To hell with pleasant dreams. Long live nightmares!
Marcus looked at the motto writ large on the giant smart panel of Dream On’s boardroom. The corporation’s board was gathered to solicit his opinion. They were going to want his approval. They were going to seek his blessing. He knew he would give all three, even knowing it would kill some of his customers. How many depended on whether the FDA, FCC, CPSC and CDC could get their act together and determine who had power to regulate Dream On.

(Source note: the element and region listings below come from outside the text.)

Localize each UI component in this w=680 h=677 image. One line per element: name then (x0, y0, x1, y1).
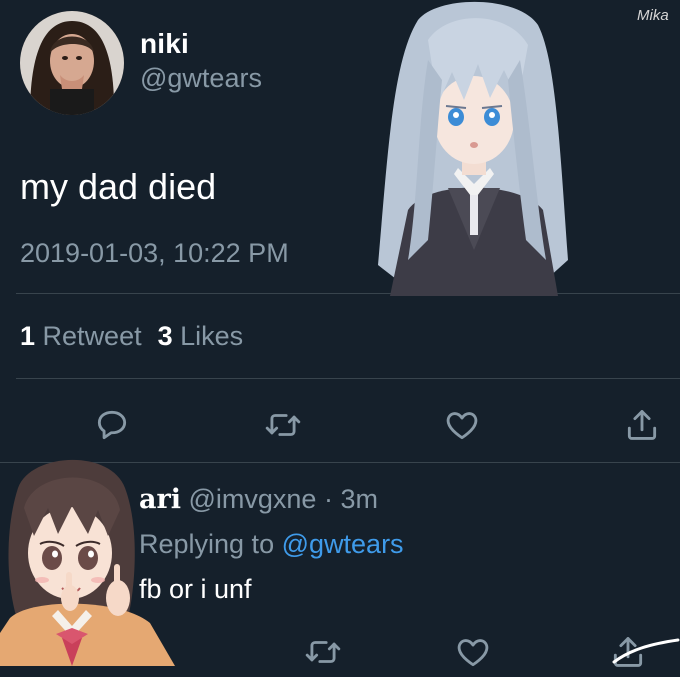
avatar[interactable] (20, 11, 124, 115)
watermark: Mika (637, 7, 669, 24)
display-name[interactable]: niki (140, 28, 189, 60)
like-count[interactable]: 3 (158, 321, 173, 351)
like-label[interactable]: Likes (180, 321, 243, 351)
retweet-label[interactable]: Retweet (43, 321, 142, 351)
reply-handle-time[interactable]: @imvgxne · 3m (189, 484, 378, 514)
anime-character-sticker (378, 1, 568, 296)
reply-button[interactable] (87, 400, 137, 450)
replying-to-mention[interactable]: @gwtears (282, 529, 404, 559)
tweet-text: my dad died (20, 166, 217, 207)
retweet-button[interactable] (258, 400, 308, 450)
share-icon (627, 410, 657, 440)
engagement-stats: 1 Retweet 3 Likes (20, 321, 243, 352)
anime-character-sticker (0, 459, 175, 666)
reply-like-button[interactable] (448, 627, 498, 677)
retweet-count[interactable]: 1 (20, 321, 35, 351)
share-button[interactable] (617, 400, 667, 450)
timestamp[interactable]: 2019-01-03, 10:22 PM (20, 238, 289, 269)
handdrawn-arrow-mark (612, 638, 680, 664)
handle[interactable]: @gwtears (140, 63, 262, 94)
divider (16, 378, 680, 379)
retweet-icon (265, 414, 301, 436)
heart-icon (457, 639, 489, 667)
reply-icon (97, 410, 127, 440)
heart-icon (446, 412, 478, 440)
reply-retweet-button[interactable] (298, 627, 348, 677)
avatar-image (20, 11, 124, 115)
divider (16, 293, 680, 294)
retweet-icon (305, 641, 341, 663)
like-button[interactable] (437, 400, 487, 450)
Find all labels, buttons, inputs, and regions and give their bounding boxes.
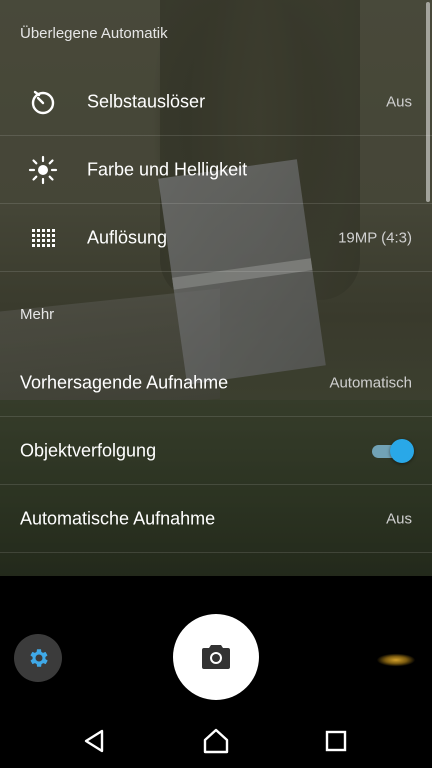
gear-icon	[30, 649, 48, 667]
setting-label: Objektverfolgung	[20, 440, 157, 460]
self-timer-icon	[31, 90, 55, 114]
resolution-grid-icon	[32, 228, 55, 247]
setting-row-color-brightness[interactable]: Farbe und Helligkeit	[0, 136, 432, 204]
setting-label: Farbe und Helligkeit	[87, 159, 248, 179]
setting-row-predictive-capture[interactable]: Vorhersagende Aufnahme Automatisch	[0, 349, 432, 417]
setting-row-auto-capture[interactable]: Automatische Aufnahme Aus	[0, 485, 432, 553]
section-title-more: Mehr	[20, 306, 55, 323]
settings-button[interactable]	[14, 634, 62, 682]
setting-value: Automatisch	[329, 374, 412, 391]
toggle-knob	[390, 438, 414, 463]
setting-label: Selbstauslöser	[87, 91, 206, 111]
setting-row-self-timer[interactable]: Selbstauslöser Aus	[0, 68, 432, 136]
setting-label: Automatische Aufnahme	[20, 508, 216, 528]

The controversy was good. Everyone in America and half the world now knew about Dream On. What had started out years ago as a device to set up the conditions for deep REM sleep was now an activator for certain types of dreams: wistful, wild, wet or otherwise. Marcus did not understand the finer points of neural-nanonics that had made this possible. Yet, he sussed that if people could repurpose six to eight hours of what they otherwise considered lost time, like he did, there was a fortune to be made.
Researchers had squawked about the brain’s need to decompress. That dreams innately functioned to process reality. They warned that messing with a natural process would end up creating unwanted consequences.
But, that’s what humans always did. Mess with nature. Control is our uncontrollable impulse. Dream On’s device in its current iteration offered that control. Though a person could not program the specific events and players in a dream, he or she could set the parameters for a broad genre: romance, adventure, contemporary, historical—and, most recently, horror.
This was Marcus’s greatest insight. Nightmares had become king, manifesting themselves as chase dreams. These riotous and improbable chases through alleys, warehouses, swamps, oceans, skies, and starships stimulated adrenal and nervous systems to burn upwards of a thousand calories a night.
Dreamers were getting their workouts pursued by their worst fears. The Dream On device didn’t select the fear—was not capable of determining that. Only the dreamer could conjure that up. Marcus understood what the great creators of movie terror understood. He knew to let his audience terrify themselves by keeping them in a state of dread—knowing something terrible was after them, but not what specific creature was in pursuit. Leave it up to the individual: a giant spider, a brain-starved zombie, an ex-spouse.
Chase dreams had become the newest workout regimen—a killer one. Literally, two heart attack deaths in the last month linked to the use of Dream On. That’s why the Feds had pressured his board members to meet.
Marcus knew it’d be difficult to prove the extent that Dream On could be held liable, but Marcus didn’t want to be perceived as uncooperative. Better to play nice. Stall. Make small changes that made everybody feel safer. ‘Security theater’ was the operative term. Smoke and mirrors while Dream On became as indispensable as cellular implants and soylent green.
Marcus cleared his throat to start the meeting. Suddenly, the lights dimmed, sputtered and went black. Marcus tensed. The room was too quiet. No one yelled or even seemed to breathe. The wall rattled. Marcus flung himself to the floor just as the door burst open and flames licked the surface of the board table. There was a terrible hissing sizzle of burnt flesh and the entire room shook.
On all fours Marcus scrambled to find safety under the table. His heart pounded and his breath came short as he felt thunderous footsteps and the clatter of chairs being flung away from the table.
Whatever had broken into the boardroom was after him. Marcus hunkered between two chairs just as a black, scaly claw the size of a wrecking ball splintered the boardroom table. His heart in his throat, Marcus launched himself towards the ruined doorway.
The monstrous viper-thing roared and spewed a lariat of flame at his heels. Marcus managed to tuck his legs in and roll into the hall. His temples pounding, he found his feet and sprinted down the hall lit by the hellish fire behind. Legs and arms pumping, he rushed towards the exit.
And then the wall to his left blew out. Debris buried him. His heart rose into his mouth. Marcus could not scream. He was choking, convulsing in dread, incapable of any action, except the knowledge that his heart would soon burst from fear.
The serpent creature, the unnamable thing, approached one slow doom-step at a time. Marcus clawed at the debris pinning him. His heart furious, his terror supreme.
“Please. No. Stop!” he strangled out.
In the final blackness that enfolded him, Marcus felt the hissing mockery in the creature’s reply, “Dream On.”